I almost voted "no change," for the same reasons that Steve Jordan listed, but I decided on balance that I think there will be less piracy overall when people can get legal copies of ebooks in the first place. I'm buying new books in ebook format now when possible, rather than paper. If I can't get a book in ebook format, but want a copy for re-reading purposes, I think buying a paper copy (even a used copy) and downloading a scan is acceptable. I'm less fussy about tracking down a paper copy if the work is completely out of print. Eventually my entire re-read library (which is extensive, I re-read a lot) will be converted to digital format by one or the other of these means, and I'll be buying the rest of my content in ebook format-- I'd rather do that from a legitimate outlet that makes it easy for me to find what I'm looking for, is unlikely to give me malware, etc. I'm sure there are people who enjoy trawling the darknet, but I'm not one of them. I think most people would rather get their content via legitimate means.
HarryT, someone who not only shares but re-sells someone else's work is a criminal by my standards and should be prosecuted. But most of the time, software "sharing" has no excuse similar to format-shifting with books.

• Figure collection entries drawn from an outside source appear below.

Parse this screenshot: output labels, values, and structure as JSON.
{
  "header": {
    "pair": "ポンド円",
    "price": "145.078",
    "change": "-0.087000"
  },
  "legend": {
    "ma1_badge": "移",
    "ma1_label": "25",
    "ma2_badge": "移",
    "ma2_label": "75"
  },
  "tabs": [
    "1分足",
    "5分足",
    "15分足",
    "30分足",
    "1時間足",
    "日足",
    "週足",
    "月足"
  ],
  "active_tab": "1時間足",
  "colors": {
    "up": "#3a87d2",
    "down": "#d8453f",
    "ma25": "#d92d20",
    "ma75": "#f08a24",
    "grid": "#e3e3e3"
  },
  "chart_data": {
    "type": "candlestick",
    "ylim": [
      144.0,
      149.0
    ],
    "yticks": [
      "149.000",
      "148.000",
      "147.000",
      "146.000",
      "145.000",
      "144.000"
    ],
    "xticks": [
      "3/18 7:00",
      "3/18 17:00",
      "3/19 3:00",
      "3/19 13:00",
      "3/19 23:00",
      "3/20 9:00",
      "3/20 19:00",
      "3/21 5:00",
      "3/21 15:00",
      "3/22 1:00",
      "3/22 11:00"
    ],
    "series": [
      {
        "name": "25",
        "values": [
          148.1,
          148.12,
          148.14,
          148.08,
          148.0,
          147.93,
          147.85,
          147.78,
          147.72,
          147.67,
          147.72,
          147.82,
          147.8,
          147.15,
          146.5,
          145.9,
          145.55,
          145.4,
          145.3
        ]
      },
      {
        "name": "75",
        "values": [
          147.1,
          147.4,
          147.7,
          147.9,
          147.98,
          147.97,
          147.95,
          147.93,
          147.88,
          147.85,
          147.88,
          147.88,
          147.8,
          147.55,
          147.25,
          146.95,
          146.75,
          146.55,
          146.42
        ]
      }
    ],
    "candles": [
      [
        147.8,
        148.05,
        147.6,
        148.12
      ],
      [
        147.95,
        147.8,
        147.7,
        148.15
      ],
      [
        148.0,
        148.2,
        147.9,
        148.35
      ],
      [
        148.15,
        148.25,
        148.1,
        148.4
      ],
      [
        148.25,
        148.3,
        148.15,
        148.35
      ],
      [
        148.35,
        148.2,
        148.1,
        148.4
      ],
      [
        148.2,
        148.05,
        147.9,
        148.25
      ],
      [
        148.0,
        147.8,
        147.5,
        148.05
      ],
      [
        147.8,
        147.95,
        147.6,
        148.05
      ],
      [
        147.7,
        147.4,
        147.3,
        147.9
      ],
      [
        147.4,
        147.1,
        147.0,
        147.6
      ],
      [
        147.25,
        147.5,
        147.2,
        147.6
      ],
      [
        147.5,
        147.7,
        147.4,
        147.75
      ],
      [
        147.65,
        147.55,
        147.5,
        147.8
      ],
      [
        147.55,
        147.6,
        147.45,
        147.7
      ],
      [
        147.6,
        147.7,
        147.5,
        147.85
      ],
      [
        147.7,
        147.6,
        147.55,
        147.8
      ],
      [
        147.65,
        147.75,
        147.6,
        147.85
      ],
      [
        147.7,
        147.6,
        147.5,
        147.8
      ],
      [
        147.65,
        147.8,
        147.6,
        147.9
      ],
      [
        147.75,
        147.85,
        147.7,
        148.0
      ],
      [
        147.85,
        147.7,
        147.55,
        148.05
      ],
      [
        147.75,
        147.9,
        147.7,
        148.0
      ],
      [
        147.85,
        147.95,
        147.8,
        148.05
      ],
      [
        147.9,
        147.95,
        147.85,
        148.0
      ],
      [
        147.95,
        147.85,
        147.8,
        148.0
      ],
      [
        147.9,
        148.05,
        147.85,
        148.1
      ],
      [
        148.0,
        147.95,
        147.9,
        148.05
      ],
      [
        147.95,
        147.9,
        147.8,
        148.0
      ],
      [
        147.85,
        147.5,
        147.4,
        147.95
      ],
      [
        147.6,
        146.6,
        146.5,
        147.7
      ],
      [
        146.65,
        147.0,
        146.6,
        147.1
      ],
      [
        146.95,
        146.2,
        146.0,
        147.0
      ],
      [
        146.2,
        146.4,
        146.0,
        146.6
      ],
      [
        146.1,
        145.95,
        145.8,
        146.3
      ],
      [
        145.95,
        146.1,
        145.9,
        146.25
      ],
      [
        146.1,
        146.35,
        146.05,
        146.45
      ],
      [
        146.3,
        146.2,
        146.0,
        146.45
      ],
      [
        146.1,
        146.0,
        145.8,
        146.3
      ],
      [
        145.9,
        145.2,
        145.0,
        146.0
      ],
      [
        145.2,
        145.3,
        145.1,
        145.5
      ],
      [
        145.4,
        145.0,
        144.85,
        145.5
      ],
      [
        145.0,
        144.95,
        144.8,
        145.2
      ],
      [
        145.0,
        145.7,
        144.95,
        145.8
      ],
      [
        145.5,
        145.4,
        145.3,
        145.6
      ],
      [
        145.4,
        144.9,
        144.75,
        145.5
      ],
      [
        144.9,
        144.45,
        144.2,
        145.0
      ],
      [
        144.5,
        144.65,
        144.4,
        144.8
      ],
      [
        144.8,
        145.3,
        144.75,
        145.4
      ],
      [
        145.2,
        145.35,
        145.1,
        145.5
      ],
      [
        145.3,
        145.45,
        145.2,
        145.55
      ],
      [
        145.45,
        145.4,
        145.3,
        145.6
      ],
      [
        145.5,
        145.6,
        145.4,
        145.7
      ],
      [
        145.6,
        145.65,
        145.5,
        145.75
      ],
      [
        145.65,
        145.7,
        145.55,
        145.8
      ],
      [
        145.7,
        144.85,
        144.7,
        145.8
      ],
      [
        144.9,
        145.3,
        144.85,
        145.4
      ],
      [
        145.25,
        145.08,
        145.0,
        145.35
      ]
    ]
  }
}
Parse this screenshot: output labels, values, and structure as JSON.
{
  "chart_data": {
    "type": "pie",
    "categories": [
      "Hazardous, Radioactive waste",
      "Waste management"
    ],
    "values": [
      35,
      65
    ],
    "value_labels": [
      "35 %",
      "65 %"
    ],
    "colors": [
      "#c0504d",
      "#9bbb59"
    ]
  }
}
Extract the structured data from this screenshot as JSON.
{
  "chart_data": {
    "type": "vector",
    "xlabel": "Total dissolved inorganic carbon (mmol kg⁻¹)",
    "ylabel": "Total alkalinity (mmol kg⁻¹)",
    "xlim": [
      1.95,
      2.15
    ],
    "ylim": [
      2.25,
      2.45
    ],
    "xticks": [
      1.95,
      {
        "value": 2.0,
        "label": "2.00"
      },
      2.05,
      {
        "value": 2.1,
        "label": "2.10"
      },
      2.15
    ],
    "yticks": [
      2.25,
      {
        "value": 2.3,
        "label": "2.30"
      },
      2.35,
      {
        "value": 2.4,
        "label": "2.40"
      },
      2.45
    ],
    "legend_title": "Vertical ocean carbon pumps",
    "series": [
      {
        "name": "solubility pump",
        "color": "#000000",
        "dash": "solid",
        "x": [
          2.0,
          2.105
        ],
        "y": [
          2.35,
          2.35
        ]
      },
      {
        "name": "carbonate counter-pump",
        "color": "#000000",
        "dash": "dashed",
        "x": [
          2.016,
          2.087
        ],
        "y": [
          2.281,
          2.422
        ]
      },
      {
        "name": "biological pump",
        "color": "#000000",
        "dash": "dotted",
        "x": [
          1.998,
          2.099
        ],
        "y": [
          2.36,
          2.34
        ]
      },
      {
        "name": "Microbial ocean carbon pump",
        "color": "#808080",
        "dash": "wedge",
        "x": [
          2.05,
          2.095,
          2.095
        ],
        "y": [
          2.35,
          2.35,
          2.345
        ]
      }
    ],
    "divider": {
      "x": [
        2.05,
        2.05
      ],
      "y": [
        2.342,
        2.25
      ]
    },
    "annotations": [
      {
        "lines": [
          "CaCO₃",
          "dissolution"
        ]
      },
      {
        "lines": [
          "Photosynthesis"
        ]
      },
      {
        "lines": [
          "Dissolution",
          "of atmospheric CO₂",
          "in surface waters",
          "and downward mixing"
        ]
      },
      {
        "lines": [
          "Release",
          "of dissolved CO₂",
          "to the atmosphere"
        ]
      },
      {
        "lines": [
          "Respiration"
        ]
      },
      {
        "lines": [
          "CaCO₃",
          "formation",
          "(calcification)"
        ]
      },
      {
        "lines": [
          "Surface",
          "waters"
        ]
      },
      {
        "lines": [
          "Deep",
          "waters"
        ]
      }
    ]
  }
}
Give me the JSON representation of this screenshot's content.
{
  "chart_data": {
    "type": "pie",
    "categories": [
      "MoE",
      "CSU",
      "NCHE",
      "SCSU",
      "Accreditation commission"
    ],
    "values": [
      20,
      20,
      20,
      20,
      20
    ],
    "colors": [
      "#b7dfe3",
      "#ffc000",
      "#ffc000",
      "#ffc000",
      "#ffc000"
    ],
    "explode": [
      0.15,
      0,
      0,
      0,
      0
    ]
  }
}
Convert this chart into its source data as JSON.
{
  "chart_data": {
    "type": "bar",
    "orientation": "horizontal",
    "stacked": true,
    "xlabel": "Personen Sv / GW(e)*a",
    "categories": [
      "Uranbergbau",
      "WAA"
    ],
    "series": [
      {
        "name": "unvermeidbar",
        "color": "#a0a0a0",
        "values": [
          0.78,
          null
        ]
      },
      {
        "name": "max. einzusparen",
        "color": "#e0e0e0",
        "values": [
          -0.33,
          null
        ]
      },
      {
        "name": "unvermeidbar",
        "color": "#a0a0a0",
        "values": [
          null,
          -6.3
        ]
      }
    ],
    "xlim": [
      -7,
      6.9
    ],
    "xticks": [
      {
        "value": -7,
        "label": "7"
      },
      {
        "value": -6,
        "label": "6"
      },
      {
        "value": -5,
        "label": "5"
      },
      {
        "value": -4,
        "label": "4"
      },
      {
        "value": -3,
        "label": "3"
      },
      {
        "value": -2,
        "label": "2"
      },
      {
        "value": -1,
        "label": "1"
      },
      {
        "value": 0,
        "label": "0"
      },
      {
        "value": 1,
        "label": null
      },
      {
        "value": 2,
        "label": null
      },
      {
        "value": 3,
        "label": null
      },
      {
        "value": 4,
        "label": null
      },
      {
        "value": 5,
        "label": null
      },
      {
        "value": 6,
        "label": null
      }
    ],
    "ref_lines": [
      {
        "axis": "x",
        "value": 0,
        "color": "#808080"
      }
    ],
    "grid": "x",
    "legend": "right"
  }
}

Here's a possible exception: I recently purchased (used, of course) a copy of Lost Treasures of InfoCom, a collection of interactive fiction. The version I ended up getting is for the old MacOS, which I don't run, and came on single-sided 3.5" floppy disks. I know I can get the files for these games online. I could go through the trouble of extracting the data files from the floppies and the archaic Mac disk format, or I can just download clean data files that will work with Gargoyle, an interactive fiction interpreter. These games are out of print. I think there's no moral problem with retrieving the files, now that I have legal copies. It would be both illegal and immoral, however, for someone (other than Activision) to start selling copies of these files.